An eerie folk song is the focus of Susan Philipsz' One and the Same | Community Profile | Pittsburgh | Pittsburgh City Paper

An eerie folk song is the focus of Susan Philipsz' One and the Same

A sound installation asks: Why so many versions of one song?

Most "folk songs" aren't. They're tunes written for a contemporary commercial audience that by choice share the acoustic and melodic properties of actual folk songs — whose own creation predates mass audiences, and which sounded like that because they had to.

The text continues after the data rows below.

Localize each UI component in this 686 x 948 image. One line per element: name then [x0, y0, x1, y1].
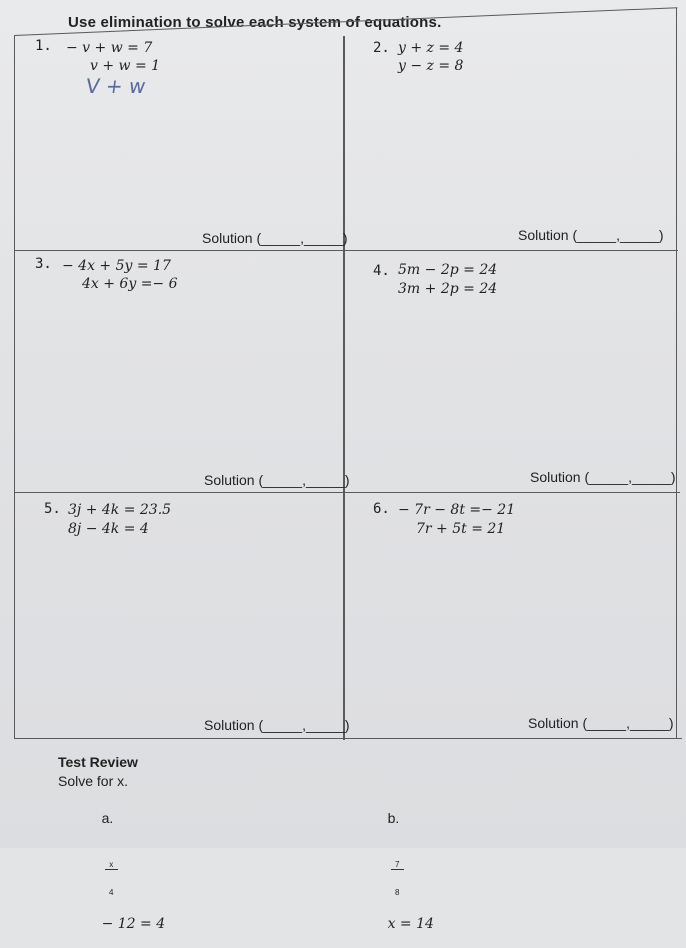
problem-5-equation-1: 3j + 4k = 23.5: [68, 502, 172, 518]
problem-4-equation-1: 5m − 2p = 24: [398, 262, 498, 278]
review-title: Test Review: [58, 754, 138, 770]
review-b-numerator: 7: [391, 860, 404, 870]
review-a-label: a.: [101, 810, 114, 826]
handwritten-note: V + w: [84, 74, 148, 98]
problem-6-solution: Solution (_____,_____): [528, 715, 674, 731]
problem-4-solution: Solution (_____,_____): [530, 469, 676, 485]
review-a-numerator: x: [105, 860, 118, 870]
review-a-fraction: [105, 842, 118, 915]
review-b-denominator: 8: [395, 888, 400, 897]
review-problem-a: [86, 794, 165, 948]
problem-2-solution: Solution (_____,_____): [518, 227, 664, 243]
problem-1-number: 1.: [35, 38, 52, 54]
worksheet-instructions: Use elimination to solve each system of equations.: [68, 14, 442, 31]
problem-3-equation-1: − 4x + 5y = 17: [62, 258, 171, 274]
problem-1-solution: Solution (_____,_____): [202, 230, 348, 246]
problem-2-equation-1: y + z = 4: [398, 40, 464, 56]
problem-3-number: 3.: [35, 256, 52, 272]
problem-4-equation-2: 3m + 2p = 24: [398, 281, 498, 297]
grid-right-border: [676, 8, 677, 739]
problem-6-number: 6.: [373, 501, 390, 517]
review-a-equation: − 12 = 4: [101, 916, 166, 932]
grid-row-divider-2: [14, 492, 680, 493]
problem-3-solution: Solution (_____,_____): [204, 472, 350, 488]
problem-4-number: 4.: [373, 263, 390, 279]
problem-5-solution: Solution (_____,_____): [204, 717, 350, 733]
problem-3-equation-2: 4x + 6y =− 6: [82, 276, 178, 292]
review-b-label: b.: [387, 810, 400, 826]
problem-5-number: 5.: [44, 501, 61, 517]
grid-vertical-divider: [343, 36, 345, 740]
review-subtitle: Solve for x.: [58, 773, 129, 789]
review-a-denominator: 4: [109, 888, 114, 897]
problem-2-equation-2: y − z = 8: [398, 58, 464, 74]
problem-2-number: 2.: [373, 40, 390, 56]
problem-6-equation-1: − 7r − 8t =− 21: [398, 502, 516, 518]
problem-5-equation-2: 8j − 4k = 4: [68, 521, 149, 537]
grid-left-border: [14, 36, 15, 739]
problem-1-equation-2: v + w = 1: [90, 58, 161, 74]
problem-1-equation-1: − v + w = 7: [66, 40, 153, 56]
problem-6-equation-2: 7r + 5t = 21: [416, 521, 506, 537]
grid-row-divider-1: [14, 250, 678, 251]
grid-row-divider-3: [14, 738, 682, 739]
review-problem-b: [372, 794, 434, 948]
review-b-equation: x = 14: [387, 916, 434, 932]
review-b-fraction: [391, 842, 404, 915]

But a real folk song, like the nightmarish one Susan Philipsz highlights in her Carnegie Museum of Art sound installation One and the Same, can still intrigue and move us. From three wall-mounted speakers comes Philipsz' voice, unadorned and unaccompanied, singing three different versions of a ballad best known as "The House Carpenter."

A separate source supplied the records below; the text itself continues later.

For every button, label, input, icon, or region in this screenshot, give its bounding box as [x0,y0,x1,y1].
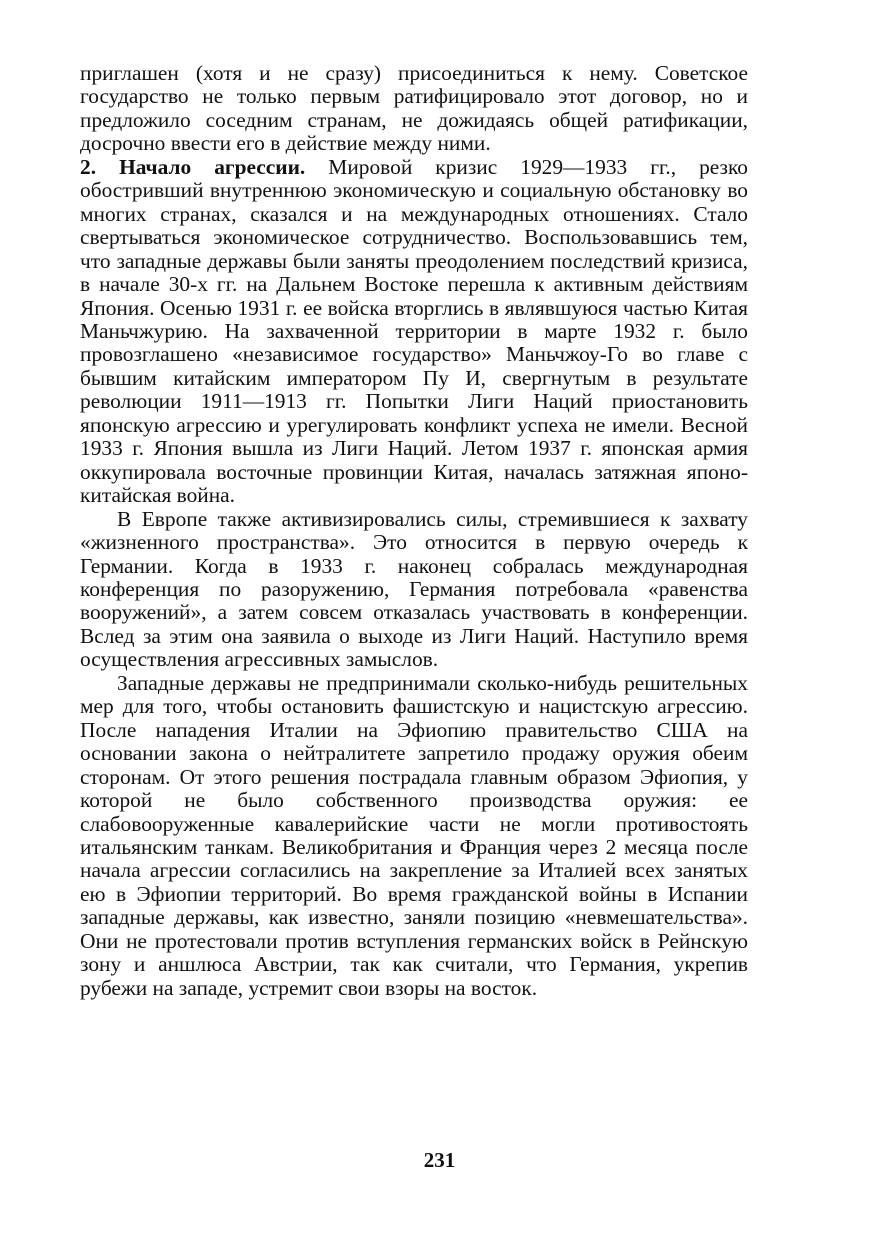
section-heading: 2. Начало агрессии. [80,154,306,179]
paragraph-europe: В Европе также активизировались силы, стремившиеся к захвату «жизненного пространства». Это относится в первую очередь к Германии. Когда в 1933 г. наконец собралась международная конференция по разоружению, Германия потребовала «равенства вооружений», а затем совсем отказалась участвовать в конференции. Вслед за этим она заявила о выходе из Лиги Наций. Наступило время осуществления агрессивных замыслов. [80,506,748,672]
paragraph-section-2 [80,156,748,508]
section-body: Мировой кризис 1929—1933 гг., резко обостривший внутреннюю экономическую и социальную обстановку во многих странах, сказался и на международных отношениях. Стало свертываться экономическое сотрудничество. Воспользовавшись тем, что западные державы были заняты преодолением последствий кризиса, в начале 30-х гг. на Дальнем Востоке перешла к активным действиям Япония. Осенью 1931 г. ее войска вторглись в являвшуюся частью Китая Маньчжурию. На захваченной территории в марте 1932 г. было провозглашено «независимое государство» Маньчжоу-Го во главе с бывшим китайским императором Пу И, свергнутым в результате революции 1911—1913 гг. Попытки Лиги Наций приостановить японскую агрессию и урегулировать конфликт успеха не имели. Весной 1933 г. Япония вышла из Лиги Наций. Летом 1937 г. японская армия оккупировала восточные провинции Китая, началась затяжная японо-китайская война. [80,154,748,508]
page-text-block [80,62,748,1000]
paragraph-continuation: приглашен (хотя и не сразу) присоединиться к нему. Советское государство не только первым ратифицировало этот договор, но и предложило соседним странам, не дожидаясь общей ратификации, досрочно ввести его в действие между ними. [80,61,748,156]
page-number: 231 [423,1148,456,1172]
paragraph-western-powers: Западные державы не предпринимали сколько-нибудь решительных мер для того, чтобы остановить фашистскую и нацистскую агрессию. После нападения Италии на Эфиопию правительство США на основании закона о нейтралитете запретило продажу оружия обеим сторонам. От этого решения пострадала главным образом Эфиопия, у которой не было собственного производства оружия: ее слабовооруженные кавалерийские части не могли противостоять итальянским танкам. Великобритания и Франция через 2 месяца после начала агрессии согласились на закрепление за Италией всех занятых ею в Эфиопии территорий. Во время гражданской войны в Испании западные державы, как известно, заняли позицию «невмешательства». Они не протестовали против вступления германских войск в Рейнскую зону и аншлюса Австрии, так как считали, что Германия, укрепив рубежи на западе, устремит свои взоры на восток. [80,670,748,1000]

It's about a woman whose lover returns from sea to find she's married, then lures her from her husband and children with promises of riches and wonders. But their ship abruptly sinks, and all indications are she's bound for Hell. (Some versions are titled "The Demon Lover.") Listen to one version at a time, or sit in the Forum Gallery's center and hear all three sounding, ethereally, at once.

In wall text, Philipsz suggests pondering how the three versions she sings differ. Because folk songs grew from the oral tradition, the fact that there are multiple versions of "Carpenter" isn't odd. But it is worth asking, for instance, why in some versions the lover seems to be a human — or, perhaps, a ghost — whose boat merely "springs a leak," while in others he's the Devil himself (complete with cloven feet), who sinks the ship on purpose. And why does one version append a final verse in which the carpenter (who's offstage in the other version) loudly grieves?

"Carpenter" dates from 1685 or earlier, and is Scottish in origin; Scottish artist Philipsz' lightly accented singing voice is welcome. And it's among the best-known Western folk songs: Clarence Ashley's 1930 version was featured on archivist Harry Smith's landmark 1952 Anthology of American Folk Music, which kick-started the folk revival. The tune has since been covered dozens of times, by everyone from Dylan to Nickel Creek and Natalie Merchant.

The society that birthed "House Carpenter" valued social controls rather more than ours does: An early subtitle was "A Warning for Married Women." It's a fever dream, a ghost story, lurid entertainment, cautionary tale. From a time and place with a tragic view of life, it's a window into a foreign culture.